The Hero of Israel

The Hero of Israel August 25, 2015

Most studies of the divine warrior theme in the Old Testament are poetic or comparative. Charlie Trimm argues in “YHWH Fights for Them!” that these studies are too limited; brief poems need the enrichment and complexity of longer narrative treatments. His thorough, workmanlike monograph examines the theme in Exodus 1-15. That passage ends with one of the great divine warrior poems of the Bible, the Song of the Sea, but Trimm shows how that poem is the climax of a long narrative of Yahweh’s war.

He isolates divine warrior passages partly by looking for military terminology; even when Yahweh is not identified as a “mighty man” (gibbor) he might be carrying on a war by “striking” the Egyptians. Exodus 1-14 reveals that Yahweh uses the weapons of nature to carry on his war against Pharaoh, and he looks at the “psychological” effects of the divine warrior, especially the panic he strikes in his enemies.

After setting out the main parameters of the motif, he runs through the narrative several times, highlighting in turn various “expansions” of the theme – a narrative expansion that gives the grounds for Yahweh’s war and shows how Yahweh separates Pharaoh from various members of his court; a “martial” expansion that examines the full range of cosmic weapons and psychological effects and includes the use of cosmic enemies against Egypt; a relational expansion that focuses on the complex relationship between Yahweh and Israel. Trimm’s final chapter gives an in-depth study of the controverted “hardening” of Pharaoh’s heart, within the context of the divine warrior theme.

Two of his detailed arguments illustrate how the divine warrior motif runs through the exodus arrative. Putting the divine warrior motif in the context of the exodus narrative demonstrates that Yahweh’s is a just war. Trimm runs through the appearances of Egypt in Genesis, showing that it is depicted positively in the main. This climaxes with the offer of the land of Goshen to Jacob and his family; Trimm sees in this a sign of Yahweh’s intention to bless nations through Israel (84). This generosity is in the background when Exodus begins, and we see Pharaoh and indeed all Egypt rejecting Yahweh and reneging on the gift of land: “In reply to the provocations, YHWH declared war on Egypt. His casus belli against Egypt was not xenophobic, but Egypt’s willful rejection of YHWH and the oppression of his people Israel. Pharaoh’s hubris brought the wrath of the divine warrior on himself (95).

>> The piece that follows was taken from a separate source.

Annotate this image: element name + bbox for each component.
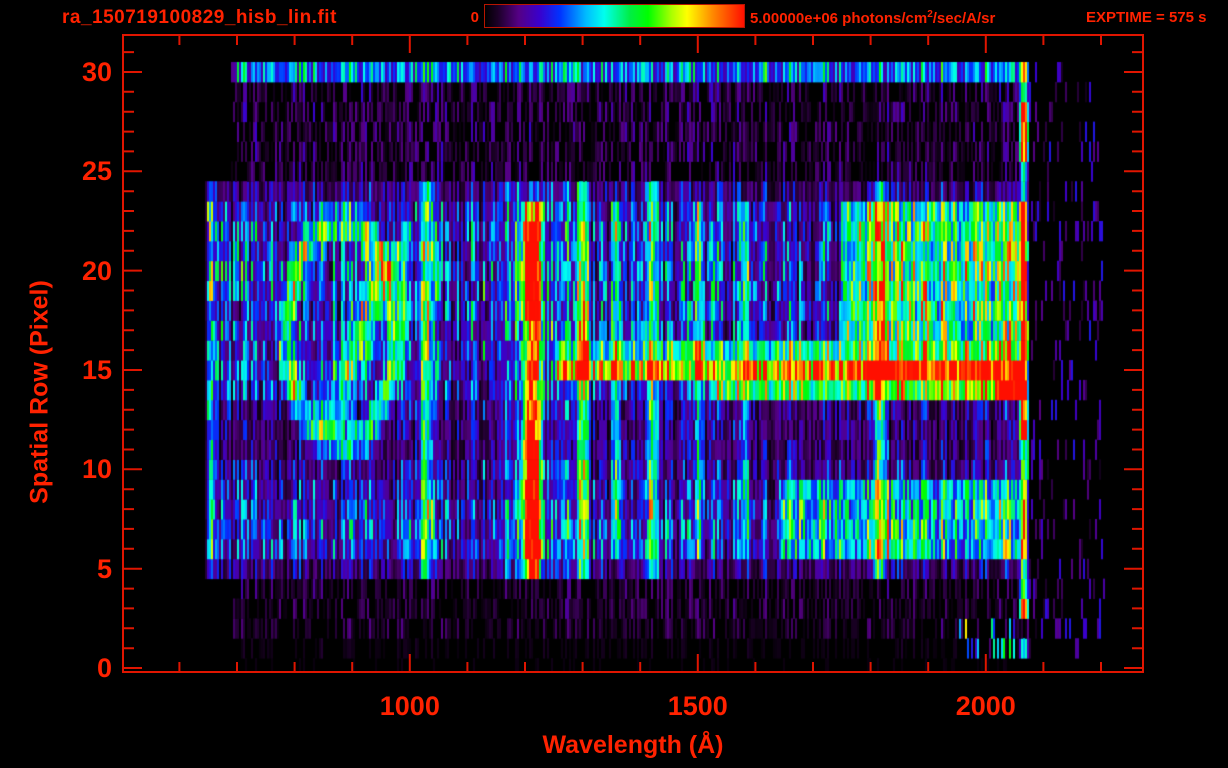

Later in the book, Trimm notes that “YHWH not only used traditional weapons employed by the divine warriors, but he also usurped weapons associated with cosmic enemies to employ them against Pharaoh. It might even be said that he took on the role of chaos/Yam/Mot/Tiamat/ serpent in the theomachy myths, bringing chaos to Egypt and challenging Pharaoh to restore order to Egypt like Baal/Marduk/Seth.” If this is right, it must have dumbfounded the Egyptians who “realized that they faced a god who not only could control cosmic enemies but could also employ them as a weapon against his enemies” (172).